It’s been over week since my last blog post and I’d love to be able to tell you that my insurance saga is all figured out and my happy ending is wrapped up with a nice, crisp, perfectly folded bow. Unfortunately, that’s not how life works, or at least it’s not how my life works. After 8 days, what I am left with is a bunch of possibilities. I could possibly end my Medicaid insurance get out of the QBM group. I could possibly be back with my occupational therapists by July 1st. I could possibly not be able to drop Medicaid and be back at square one forced to find new providers. There’s a lot of possibilities and while some are definitely better than others, none of them are ideal.
The road ahead is uncertain, but if I’m being honest it’s always been uncertain. I’ve been bushwhacking a path through a field filled with unexpected obstacles, twists, and turns for close to 3 years now. I’ve built and rebuilt and rebuilt my path many times, sometimes by choice, and other times because I’ve had to.
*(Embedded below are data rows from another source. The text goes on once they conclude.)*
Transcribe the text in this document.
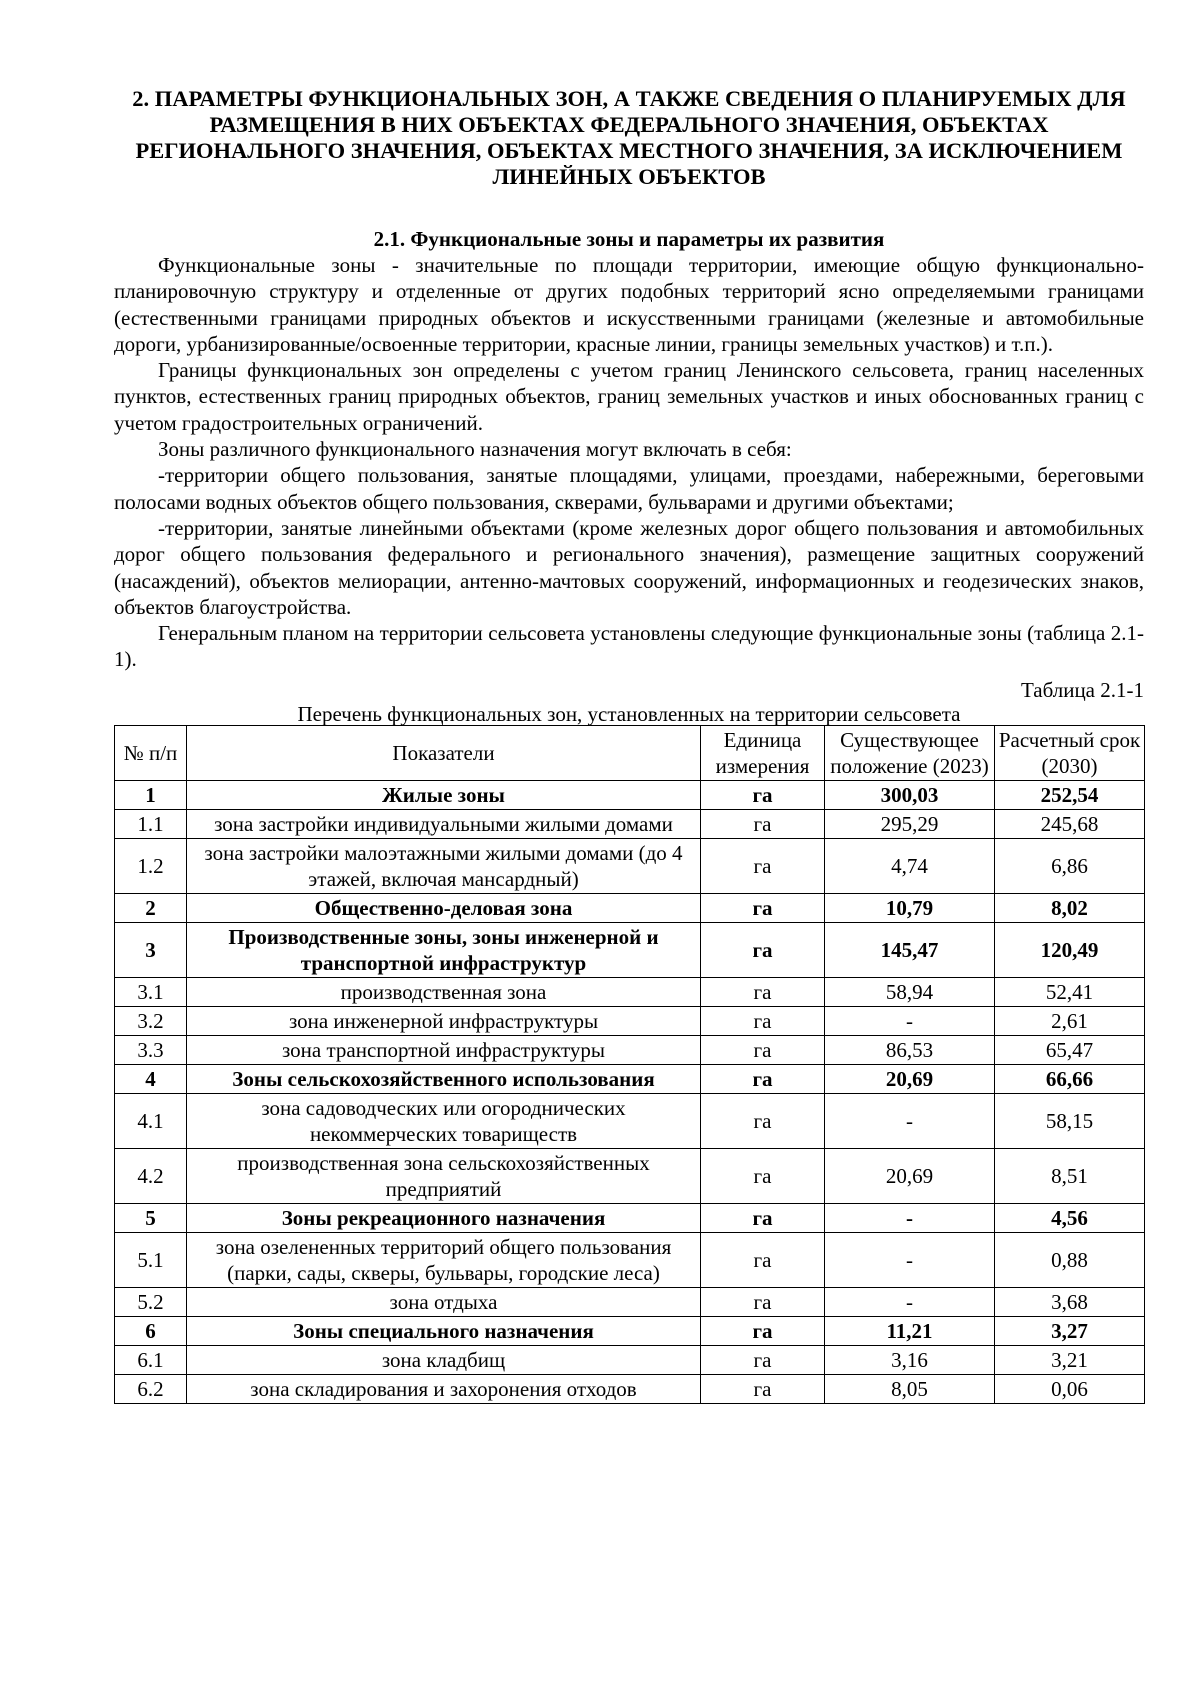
2. ПАРАМЕТРЫ ФУНКЦИОНАЛЬНЫХ ЗОН, А ТАКЖЕ СВЕДЕНИЯ О ПЛАНИРУЕМЫХ ДЛЯ РАЗМЕЩЕНИЯ В НИХ ОБЪЕКТАХ ФЕДЕРАЛЬНОГО ЗНАЧЕНИЯ, ОБЪЕКТАХ РЕГИОНАЛЬНОГО ЗНАЧЕНИЯ, ОБЪЕКТАХ МЕСТНОГО ЗНАЧЕНИЯ, ЗА ИСКЛЮЧЕНИЕМ ЛИНЕЙНЫХ ОБЪЕКТОВ

2.1. Функциональные зоны и параметры их развития

Функциональные зоны - значительные по площади территории, имеющие общую функционально-планировочную структуру и отделенные от других подобных территорий ясно определяемыми границами (естественными границами природных объектов и искусственными границами (железные и автомобильные дороги, урбанизированные/освоенные территории, красные линии, границы земельных участков) и т.п.).

Границы функциональных зон определены с учетом границ Ленинского сельсовета, границ населенных пунктов, естественных границ природных объектов, границ земельных участков и иных обоснованных границ с учетом градостроительных ограничений.

Зоны различного функционального назначения могут включать в себя:

-территории общего пользования, занятые площадями, улицами, проездами, набережными, береговыми полосами водных объектов общего пользования, скверами, бульварами и другими объектами;

-территории, занятые линейными объектами (кроме железных дорог общего пользования и автомобильных дорог общего пользования федерального и регионального значения), размещение защитных сооружений (насаждений), объектов мелиорации, антенно-мачтовых сооружений, информационных и геодезических знаков, объектов благоустройства.

Генеральным планом на территории сельсовета установлены следующие функциональные зоны (таблица 2.1-1).

Таблица 2.1-1

Перечень функциональных зон, установленных на территории сельсовета

№ п/п	Показатели	Единица измерения	Существующее положение (2023)	Расчетный срок (2030)
1	Жилые зоны	га	300,03	252,54
1.1	зона застройки индивидуальными жилыми домами	га	295,29	245,68
1.2	зона застройки малоэтажными жилыми домами (до 4 этажей, включая мансардный)	га	4,74	6,86
2	Общественно-деловая зона	га	10,79	8,02
3	Производственные зоны, зоны инженерной и транспортной инфраструктур	га	145,47	120,49
3.1	производственная зона	га	58,94	52,41
3.2	зона инженерной инфраструктуры	га	-	2,61
3.3	зона транспортной инфраструктуры	га	86,53	65,47
4	Зоны сельскохозяйственного использования	га	20,69	66,66
4.1	зона садоводческих или огороднических некоммерческих товариществ	га	-	58,15
4.2	производственная зона сельскохозяйственных предприятий	га	20,69	8,51
5	Зоны рекреационного назначения	га	-	4,56
5.1	зона озелененных территорий общего пользования (парки, сады, скверы, бульвары, городские леса)	га	-	0,88
5.2	зона отдыха	га	-	3,68
6	Зоны специального назначения	га	11,21	3,27
6.1	зона кладбищ	га	3,16	3,21
6.2	зона складирования и захоронения отходов	га	8,05	0,06
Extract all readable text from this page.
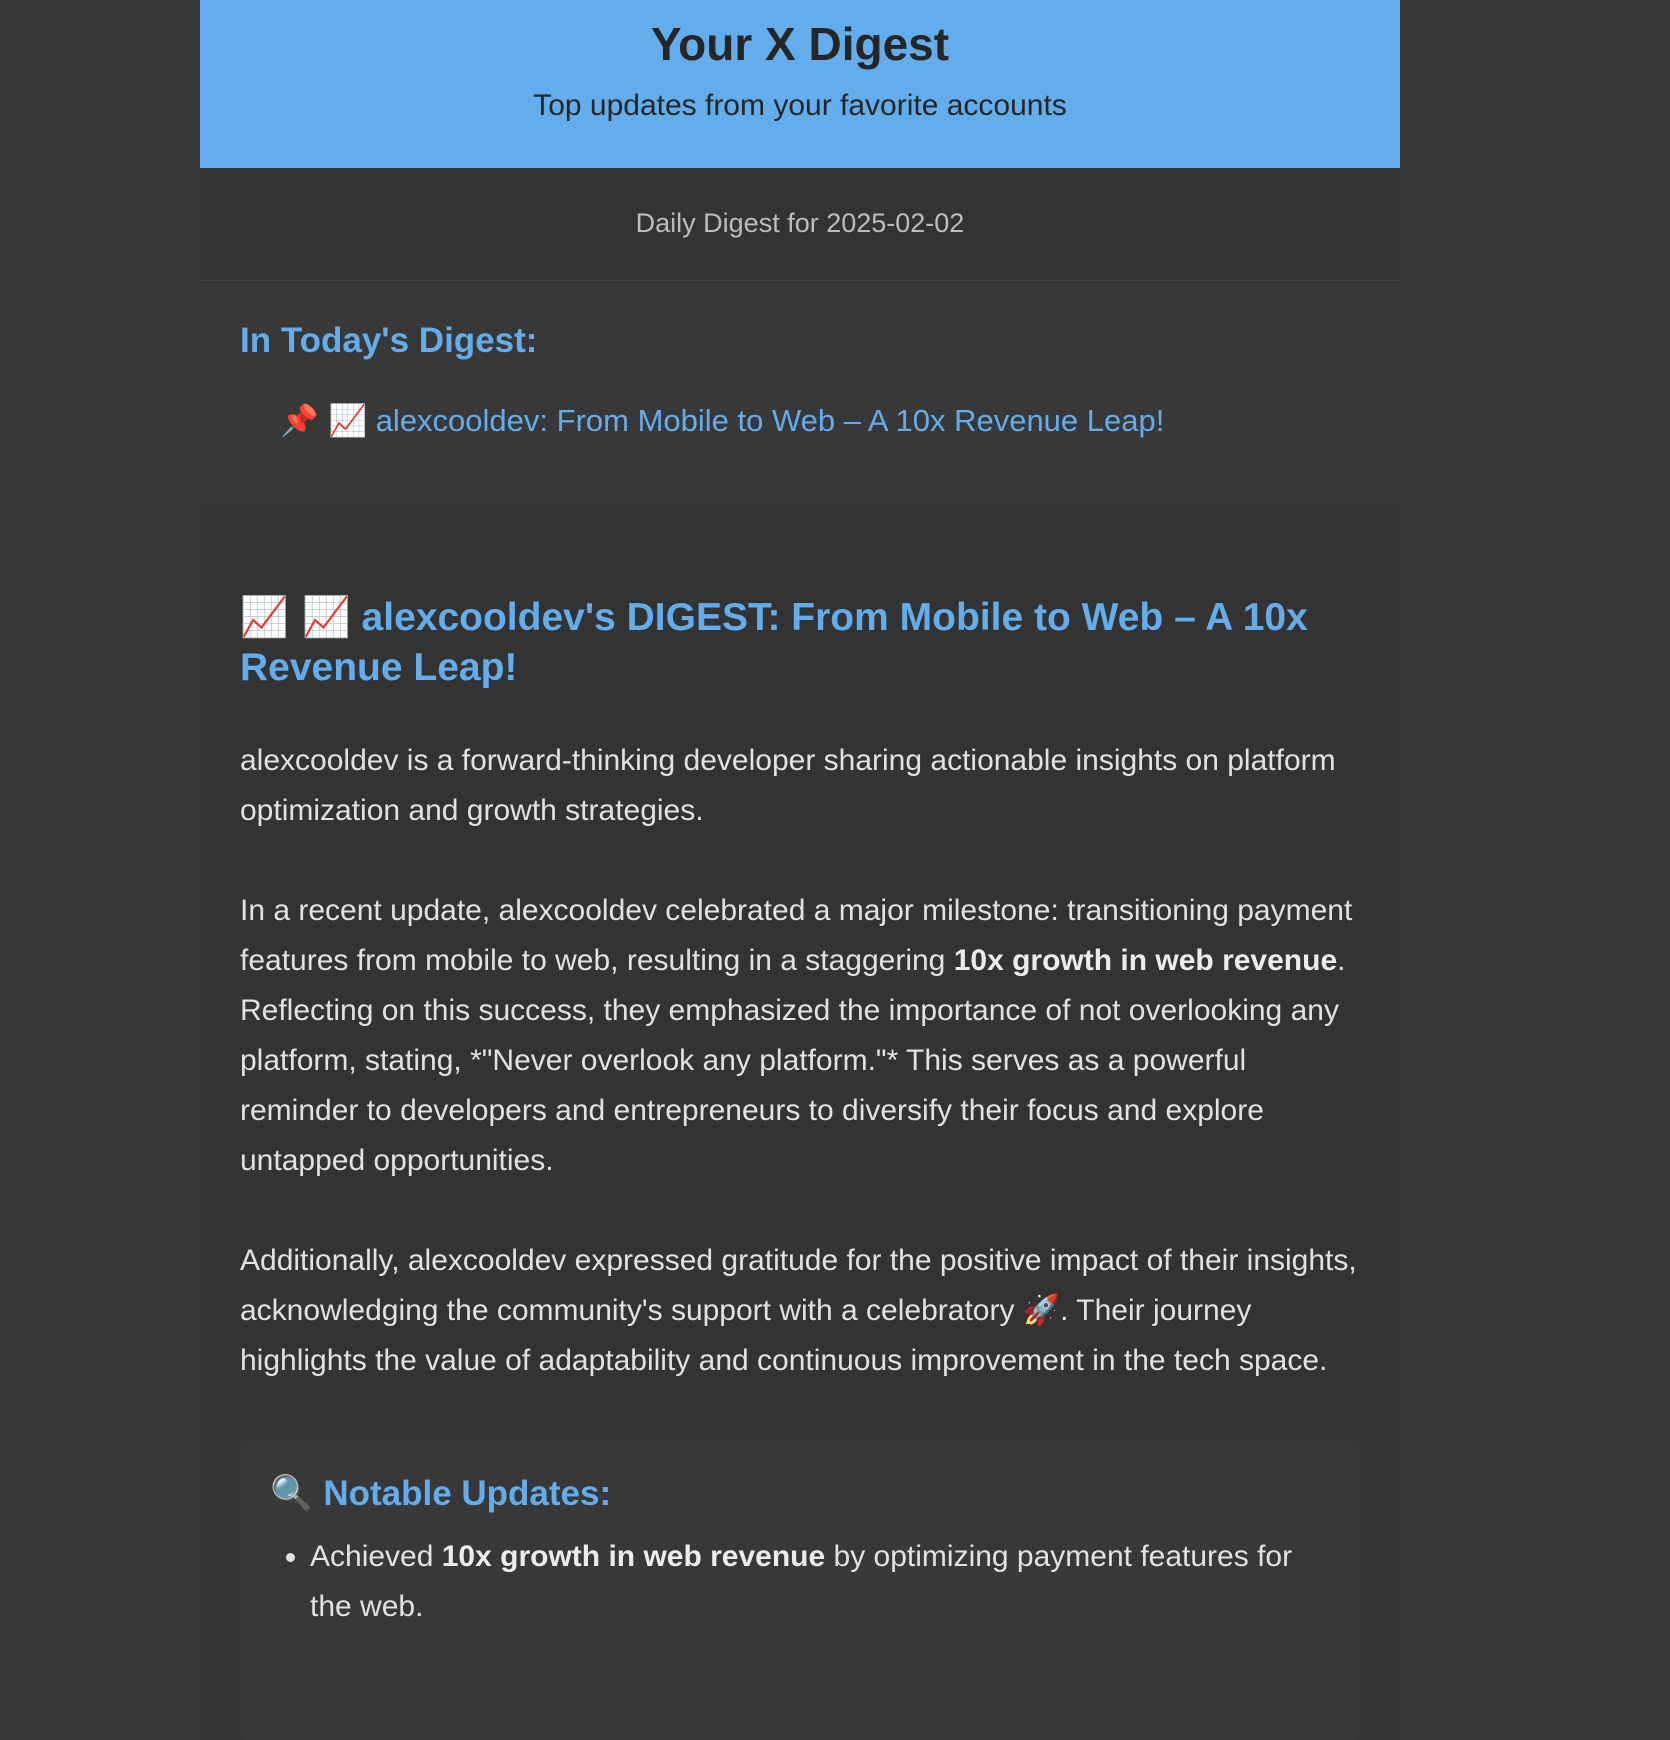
Your X Digest
Top updates from your favorite accounts
Daily Digest for 2025-02-02
In Today's Digest:
📌 📈 alexcooldev: From Mobile to Web – A 10x Revenue Leap!
📈 📈 alexcooldev's DIGEST: From Mobile to Web – A 10x Revenue Leap!

alexcooldev is a forward-thinking developer sharing actionable insights on platform optimization and growth strategies.

In a recent update, alexcooldev celebrated a major milestone: transitioning payment features from mobile to web, resulting in a staggering 10x growth in web revenue. Reflecting on this success, they emphasized the importance of not overlooking any platform, stating, *"Never overlook any platform."* This serves as a powerful reminder to developers and entrepreneurs to diversify their focus and explore untapped opportunities.

Additionally, alexcooldev expressed gratitude for the positive impact of their insights, acknowledging the community's support with a celebratory 🚀. Their journey highlights the value of adaptability and continuous improvement in the tech space.

🔍 Notable Updates:
• Achieved 10x growth in web revenue by optimizing payment features for the web.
Uncertainty has been my constant companion on this journey and while we are more comfortable with one another we are by no means friends.. we won’t be exchanging friendship bracelets anytime soon. I will say though that uncertainty has helped me strengthen my ability to be flexible, to adapt, and to say “It is what it is.”
A dear friend recently shared with me the prophetic and beautifully human words of the poet Andrea Gibson. Andrea is a queer and non-binary poet who is living with terminal cancer. If anyone knows uncertainty intimately, it’s Andrea. In a recent post titled “The Hardest Winter of My Life” Andrea wrote these words, “Neatly resolved stories signal that the exploration is over. Sometimes it’s not about knowing the answer, but being inside the question together.” I’ve read these 2 lines countless times since I received her post and I think about them all the time because they so beautifully describe what it’s like to embrace and be friend uncertainty. Doing so, is being inside the question or questions together.
I have many questions about what the coming weeks are going to look like when it comes to my health and navigating the bureaucratic obstacle course that is health insurance through the government. Uncertainty will be there and I want to embrace her and be in the questions with her. I say this now, but who knows what will happen when uncertainty comes knocking at 2am and she’s keeping me awake.. I may not want to befriend or be in the questions with her then.
All of our lives are uncertain.. for you Type A people I realize reading that sentence was hard and you need to probably take a break, do deep breathing exercises, and allow your blood pressure to return to normal as you don’t enjoy reminders that we actually have very little control in life. I totally understand.. that’s a truth I’m still not totally comfortable with myself. We have control over how we respond to the uncertainties that life throws our way. We have control over whether we decide to befriend uncertainty and be in the questions with her or if we try to outrun and ignore her powerful waves. If you’ve lived through and with uncertainty you know what her waves feel like and they can feel as if they are sucking the life right out of you. Know that if you let the waves come and you do your best to ride them they eventually calm.
So, in the spirit of Andrea Gibson may you embrace whatever uncertainties life has brought to your doorstep and may you allow yourself to befriend her and be inside the questions together.